Star system takes a hammering at Euro 2004
A banner in the Greek fans' area at Porto's Dragao Stadium during the semifinal against the Czech Republic told the story.
Saturday, 03 July 2004

Emblazoned across it were the names Figo, Raul and Zidane. Through each was a red line. Underneath, it asked: 'Next?'

It was a message that summed up both Greece's surprising progress at Euro 2004 and the story of the tournament itself.

Euro 2004 may be remembered as the one where European soccer's star system was dismantled - by Greeks and others - and replaced by a new kind of meritocracy.

Few outside Greece's army of fans will have anything more than a scant knowledge of the Greek players' names, let alone their background or lifestyles, as they settle to watch Sunday's final against Portugal.

Though the hosts' improving team have become increasingly familiar, only their ageing winger Luis Figo, who prefers to avoid the celebrity limelight, and the youthful Cristiano Ronaldo can be classed as well-known beyond Portugal.

Most of the men who banked fat cheques from pre-tournament advertising contracts went home long ago - Zinedine Zidane and his French team-mates, England captain and clothes horse David Beckham, Germany's Michael Ballack, and Italy's small galaxy led by Francesco Totti.

For the marketing moguls who handed over their millions, it has been a month of escalating disappointment.

Almost certainly the rate cards will be revised for the old brigade although new talents like England's Wayne Rooney, the Czechs' top scorer Milan Baros and Cristiano Ronaldo are ready to take over.

Sunday's final is not a contest between two teams filled with individuals but rather a collective struggle for superiority under the guidance of astute 'foreign' coaches.

In their training camps, Portugal's Brazilian Luiz Felipe Scolari and Greece's German Otto Rehhagel are the ruling figures - Rehhagel calls his coaching style "democratic dictatorship".

They have an appreciation of the strengths and weaknesses of their respective adopted nations, and have no in-built prejudices about individual players or clubs.

There are few hints of the player-power politics that surfaced in the English, French, Italian and Dutch squads, packed with players experienced in top-flight football and all the celebrity that goes with it.

Greece disposed of Portugal in the opening game, Spain in their group finale and France in the quarter-final with collective effort, blockade defending and swift counter-attacks.

Figo, an established name by virtue of his time with Barcelona and Real Madrid, appeared to storm off the field after being substituted in Portugal's quarter-final against England.

Scolari openly respects Figo for his experience and leadership, but the captain remains just one among equals.
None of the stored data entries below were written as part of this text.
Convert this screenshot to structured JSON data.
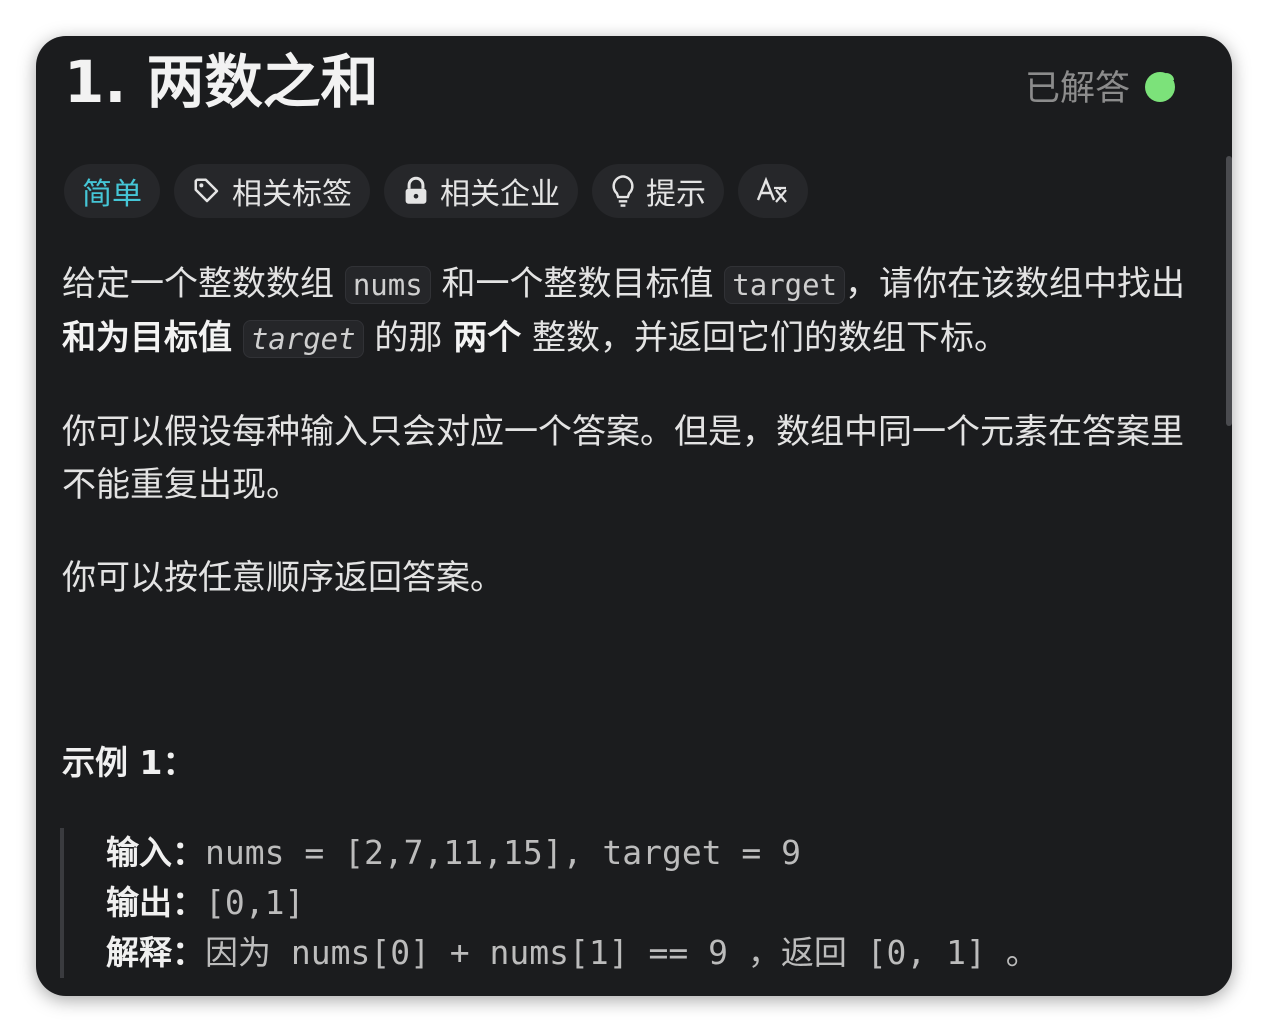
{
  "problem": {
    "title": "1. 两数之和",
    "status_label": "已解答",
    "status_color": "#7ce27a"
  },
  "tags": {
    "difficulty": "简单",
    "related_topics": "相关标签",
    "related_companies": "相关企业",
    "hints": "提示",
    "translate_icon": "translate-icon"
  },
  "description": {
    "p1_part1": "给定一个整数数组 ",
    "p1_code1": "nums",
    "p1_part2": " 和一个整数目标值 ",
    "p1_code2": "target",
    "p1_part3": "，请你在该数组中找出 ",
    "p1_bold1": "和为目标值",
    "p1_code3": "target",
    "p1_part4": " 的那 ",
    "p1_bold2": "两个",
    "p1_part5": " 整数，并返回它们的数组下标。",
    "p2": "你可以假设每种输入只会对应一个答案。但是，数组中同一个元素在答案里不能重复出现。",
    "p3": "你可以按任意顺序返回答案。"
  },
  "example": {
    "title": "示例 1：",
    "input_label": "输入：",
    "input_value": "nums = [2,7,11,15], target = 9",
    "output_label": "输出：",
    "output_value": "[0,1]",
    "explain_label": "解释：",
    "explain_value": "因为 nums[0] + nums[1] == 9 ，返回 [0, 1] 。"
  }
}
The coach made clear that nothing, and nobody, would change his tactical plan.

Scolari was rewarded with a man of the match performance by Figo in the semifinal win over the Netherlands.

The Czech Republic, in spite of having a squad filled with foreign-based players, were conditioned into a collective unit by their coach Karel Brueckner and reached the semi-finals.

Pavel Nedved, the European Footballer of the Year and Czech captain, never took on celebrity status ahead of his team mates.